En los trabajos de los distintos paneles programados para estas Jornadas, las intervenciones de los especialistas, procedentes de distintos países, nos pueden dar a conocer la situación y las propuestas más actuales que nos sitúan de nuevo ante los problemas –muy distintos pero al mismo tiempo muy cercanos entre sí– que se nos plantean en esta hora. Mañana continuará el enriquecimiento del debate con nuevas presentaciones y exposiciones sobre el vínculo necesario entre los derechos humanos y la lucha contra el terrorismo. Un debate que no puede olvidar a aquellos que han sido objeto de la mayor violación de los derechos fundamentales, en su vida o en su integridad física.
El mejor antídoto contra el terrorismo desalmado y bien pertrechado lo representan las víctimas o, dicho con más propiedad, la conducta testimonial y abierta de las víctimas. De unas víctimas que no se encierran a hurgar en sus heridas sino que plantan cara, sin temor ni tibieza, a las exigencias inadmisibles de los asesinos y desvelan las trampas de quienes aprovechan sus desmanes para turbios fines. Unas víctimas que no se interesan por migajas de poder o de honores fútiles sino que toman conciencia unitaria de su diversidad y de sus circunstancias para proponer una doctrina y una serie de acciones comunes y razonables. Unas víctimas que se sienten ciudadanos que aspiran a todo pero que no enarbolan superficialmente la bandera del privilegio y del favor específico. Unas víctimas, en fin, que por el hecho de serlo piensan con más clarividencia en los valores que deben orientar a la sociedad en su conjunto.
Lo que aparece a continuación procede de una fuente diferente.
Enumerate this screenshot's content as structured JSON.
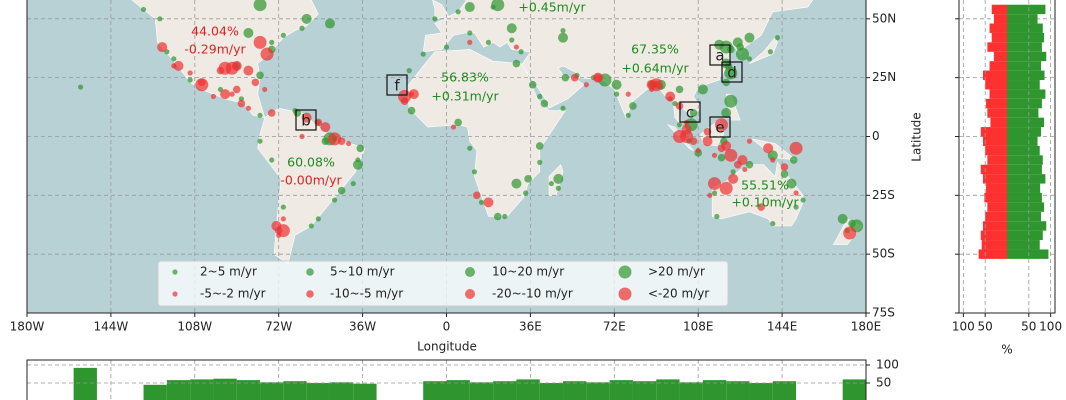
{
  "map": {
    "xlabel": "Longitude",
    "ylabel": "Latitude",
    "xlim": [
      -180,
      180
    ],
    "ylim": [
      -75,
      58
    ],
    "xticks": [
      {
        "value": -180,
        "label": "180W"
      },
      {
        "value": -144,
        "label": "144W"
      },
      {
        "value": -108,
        "label": "108W"
      },
      {
        "value": -72,
        "label": "72W"
      },
      {
        "value": -36,
        "label": "36W"
      },
      0,
      {
        "value": 36,
        "label": "36E"
      },
      {
        "value": 72,
        "label": "72E"
      },
      {
        "value": 108,
        "label": "108E"
      },
      {
        "value": 144,
        "label": "144E"
      },
      {
        "value": 180,
        "label": "180E"
      }
    ],
    "yticks": [
      {
        "value": 50,
        "label": "50N"
      },
      {
        "value": 25,
        "label": "25N"
      },
      0,
      {
        "value": -25,
        "label": "25S"
      },
      {
        "value": -50,
        "label": "50S"
      },
      {
        "value": -75,
        "label": "75S"
      }
    ],
    "grid": true,
    "annotations": [
      {
        "text": "44.04%",
        "color": "#e02020"
      },
      {
        "text": "-0.29m/yr",
        "color": "#e02020"
      },
      {
        "text": "+0.45m/yr",
        "color": "#1f8a1f"
      },
      {
        "text": "67.35%",
        "color": "#1f8a1f"
      },
      {
        "text": "+0.64m/yr",
        "color": "#1f8a1f"
      },
      {
        "text": "56.83%",
        "color": "#1f8a1f"
      },
      {
        "text": "+0.31m/yr",
        "color": "#1f8a1f"
      },
      {
        "text": "60.08%",
        "color": "#1f8a1f"
      },
      {
        "text": "-0.00m/yr",
        "color": "#e02020"
      },
      {
        "text": "55.51%",
        "color": "#1f8a1f"
      },
      {
        "text": "+0.10m/yr",
        "color": "#1f8a1f"
      }
    ],
    "boxes": [
      "a",
      "b",
      "c",
      "d",
      "e",
      "f"
    ],
    "legend": [
      {
        "label": "2~5 m/yr",
        "color": "#2f962f",
        "lon": [
          -157,
          -120,
          -117,
          -110,
          -97,
          -88,
          -80,
          -65,
          -55,
          -48,
          -38,
          -40,
          -48,
          -55,
          -58,
          -70,
          -75,
          -80,
          -16,
          -10,
          0,
          10,
          18,
          28,
          32,
          10,
          12,
          15,
          25,
          34,
          40,
          45,
          48,
          50,
          40,
          56,
          63,
          73,
          78,
          92,
          98,
          100,
          104,
          116,
          115,
          123,
          140,
          150,
          153,
          130,
          139,
          142,
          172,
          -5,
          5,
          20,
          50,
          -123,
          -130,
          -75,
          -70,
          -62
        ],
        "lat": [
          21,
          36,
          33,
          24,
          20,
          16,
          9,
          11,
          6,
          -1,
          -10,
          -20,
          -27,
          -35,
          -38,
          -30,
          -10,
          -2,
          28,
          35,
          38,
          44,
          40,
          41,
          36,
          -5,
          -15,
          -28,
          -34,
          -24,
          -11,
          -20,
          -22,
          12,
          17,
          26,
          25,
          18,
          9,
          21,
          14,
          5,
          -2,
          -34,
          -24,
          -15,
          -37,
          -30,
          -27,
          33,
          36,
          42,
          -40,
          50,
          53,
          55,
          45,
          50,
          54,
          40,
          43,
          46
        ]
      },
      {
        "label": "5~10 m/yr",
        "color": "#2f962f",
        "lon": [
          -80,
          -75,
          -90,
          -64,
          -52,
          -37,
          -45,
          30,
          37,
          42,
          51,
          35,
          40,
          80,
          88,
          100,
          106,
          120,
          121,
          122,
          126,
          108,
          118,
          130,
          145,
          174,
          -15,
          5,
          22,
          119,
          149
        ],
        "lat": [
          26,
          37,
          30,
          10,
          -2,
          -5,
          -23,
          31,
          22,
          14,
          25,
          -18,
          -4,
          13,
          22,
          20,
          10,
          23,
          30,
          37,
          38,
          -7,
          -9,
          -12,
          -16,
          -37,
          11,
          6,
          -34,
          -2,
          -10
        ]
      },
      {
        "label": "10~20 m/yr",
        "color": "#2f962f",
        "lon": [
          -85,
          -60,
          -50,
          10,
          28,
          50,
          73,
          92,
          110,
          120,
          125,
          117,
          130,
          120,
          140,
          148,
          -38,
          30,
          48,
          170
        ],
        "lat": [
          44,
          50,
          48,
          55,
          46,
          42,
          22,
          22,
          20,
          31,
          40,
          39,
          42,
          10,
          -8,
          -20,
          -12,
          -20,
          -18,
          -35
        ]
      },
      {
        "label": ">20 m/yr",
        "color": "#2f962f",
        "lon": [
          -80,
          22,
          120,
          122,
          105,
          122,
          127,
          68,
          -50,
          176
        ],
        "lat": [
          56,
          56,
          38,
          27,
          5,
          15,
          35,
          24,
          -1,
          -38
        ]
      },
      {
        "label": "-5~-2 m/yr",
        "color": "#ee3030",
        "lon": [
          -117,
          -110,
          -100,
          -92,
          -85,
          -78,
          -62,
          -42,
          -70,
          -72,
          -15,
          3,
          10,
          30,
          60,
          78,
          88,
          96,
          103,
          108,
          115,
          113,
          128,
          140,
          150,
          130
        ],
        "lat": [
          30,
          27,
          17,
          18,
          12,
          20,
          0,
          -3,
          -35,
          -42,
          18,
          4,
          40,
          38,
          22,
          18,
          20,
          16,
          6,
          -6,
          -8,
          -25,
          -14,
          -10,
          -24,
          -2
        ]
      },
      {
        "label": "-10~-5 m/yr",
        "color": "#ee3030",
        "lon": [
          -105,
          -97,
          -90,
          -82,
          -75,
          -55,
          -45,
          -18,
          55,
          65,
          90,
          100,
          106,
          112,
          118,
          125,
          135,
          145,
          -72,
          13,
          -88
        ],
        "lat": [
          23,
          28,
          20,
          23,
          10,
          6,
          -2,
          15,
          25,
          25,
          22,
          13,
          -2,
          2,
          -5,
          -12,
          -30,
          -13,
          -40,
          -25,
          14
        ]
      },
      {
        "label": "-20~-10 m/yr",
        "color": "#ee3030",
        "lon": [
          -122,
          -115,
          -95,
          -90,
          -85,
          -60,
          -52,
          -73,
          -14,
          65,
          88,
          96,
          103,
          112,
          120,
          127,
          123,
          138,
          18
        ],
        "lat": [
          38,
          30,
          18,
          30,
          28,
          8,
          4,
          -38,
          18,
          25,
          22,
          17,
          3,
          -2,
          -4,
          -10,
          -18,
          -5,
          -28
        ]
      },
      {
        "label": "<-20 m/yr",
        "color": "#ee3030",
        "lon": [
          -92,
          -80,
          -77,
          -95,
          -105,
          -70,
          -18,
          90,
          100,
          103,
          118,
          122,
          120,
          115,
          173,
          -48,
          150
        ],
        "lat": [
          29,
          40,
          35,
          29,
          22,
          -40,
          17,
          22,
          0,
          0,
          5,
          -8,
          -22,
          -20,
          -41,
          -1,
          -5
        ]
      }
    ]
  },
  "lat_hist": {
    "bins": [
      56,
      52,
      48,
      44,
      40,
      36,
      32,
      28,
      24,
      20,
      16,
      12,
      8,
      4,
      0,
      -4,
      -8,
      -12,
      -16,
      -20,
      -24,
      -28,
      -32,
      -36,
      -40,
      -44,
      -48,
      -52
    ],
    "series": [
      {
        "color": "#2f962f",
        "values": [
          88,
          70,
          82,
          85,
          80,
          90,
          78,
          86,
          75,
          88,
          80,
          72,
          85,
          78,
          70,
          75,
          82,
          80,
          88,
          76,
          80,
          85,
          78,
          90,
          82,
          75,
          95
        ]
      },
      {
        "color": "#ff3030",
        "axis": "x2",
        "values": [
          35,
          30,
          40,
          35,
          45,
          30,
          40,
          55,
          50,
          40,
          48,
          45,
          38,
          60,
          55,
          50,
          45,
          60,
          55,
          48,
          52,
          45,
          50,
          55,
          60,
          58,
          65
        ]
      }
    ],
    "xlim": [
      0,
      110
    ],
    "xticks": [
      50,
      100
    ],
    "x2lim": [
      110,
      0
    ],
    "x2ticks": [
      100,
      50
    ],
    "xlabel": "%"
  },
  "lon_hist": {
    "bins": [
      -180,
      -170,
      -160,
      -150,
      -140,
      -130,
      -120,
      -110,
      -100,
      -90,
      -80,
      -70,
      -60,
      -50,
      -40,
      -30,
      -20,
      -10,
      0,
      10,
      20,
      30,
      40,
      50,
      60,
      70,
      80,
      90,
      100,
      110,
      120,
      130,
      140,
      150,
      160,
      170,
      180
    ],
    "values": [
      0,
      0,
      92,
      0,
      0,
      45,
      58,
      60,
      62,
      58,
      52,
      55,
      50,
      52,
      48,
      0,
      0,
      55,
      58,
      52,
      55,
      60,
      50,
      55,
      52,
      58,
      55,
      60,
      52,
      58,
      55,
      50,
      55,
      0,
      0,
      60
    ],
    "color": "#2f962f",
    "ylim": [
      0,
      100
    ],
    "yticks": [
      100,
      50
    ]
  }
}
Prescindiendo de las características propias de cada país y de cada contexto regional, cabe afirmar que esos valores nos igualan a todos quienes vivimos bajo ordenamientos democráticos. Y ese es también el rasgo que mejor nos define frente a las fuerzas del terror y de la muerte. Las sociedades civilizadas y democráticas se caracterizan en último término por el respeto a los valores que configuran el llamado imperio de la ley. La ley nos une a todos y representa el contrato social primario y decisivo que nos protege de la brutalidad y el desafuero. Al rechazar el imperio de la ley, sólo nos quedaría el despotismo. En ese enfrentamiento entre el imperio de la ley y la ley de la selva ocupan un lugar de avanzadilla las víctimas del terror. Porque son las víctimas quienes en definitiva han soportado la carga más pesada y dolorosa a cuenta y en defensa del imperio de la ley. Precisamente la memoria de quienes cayeron o sufrieron las consecuencias del terror nos han hecho superar tentaciones de todo tipo, incluso de violencia desatada, para retornar siempre al vigor del contrato inicial que otorga el monopolio de la violencia al Estado legítimamente constituido, el Estado de derecho.
Eso lo saben bien los hacedores de mitos étnicos, sociológicos, religiosos o culturales que provocan después asesinatos, secuestros o extorsiones. Y también quienes les excusan, les justifican o les atribuyen coartadas redentoras de la opresión o del colonialismo, volviendo la cara ante la verdad representada en el directo testimonio de las víctimas o en las consecuencias tremendas del maltrato y del crimen.
Debemos tener muy en cuenta, y ya termino, las palabras de Goethe cuando afirmaba que “sólo es digno de libertad quien sabe conquistarla cada día”. Conquistemos día a día, minuto a minuto, esa libertad soñada. Nuestra presencia permanente y la memoria de la que somos depositarios conformarán la mejor estrategia para conseguir que “la bestia busque su escondrijo y habite su morada”.
No deseo extenderme más. Muchas gracias.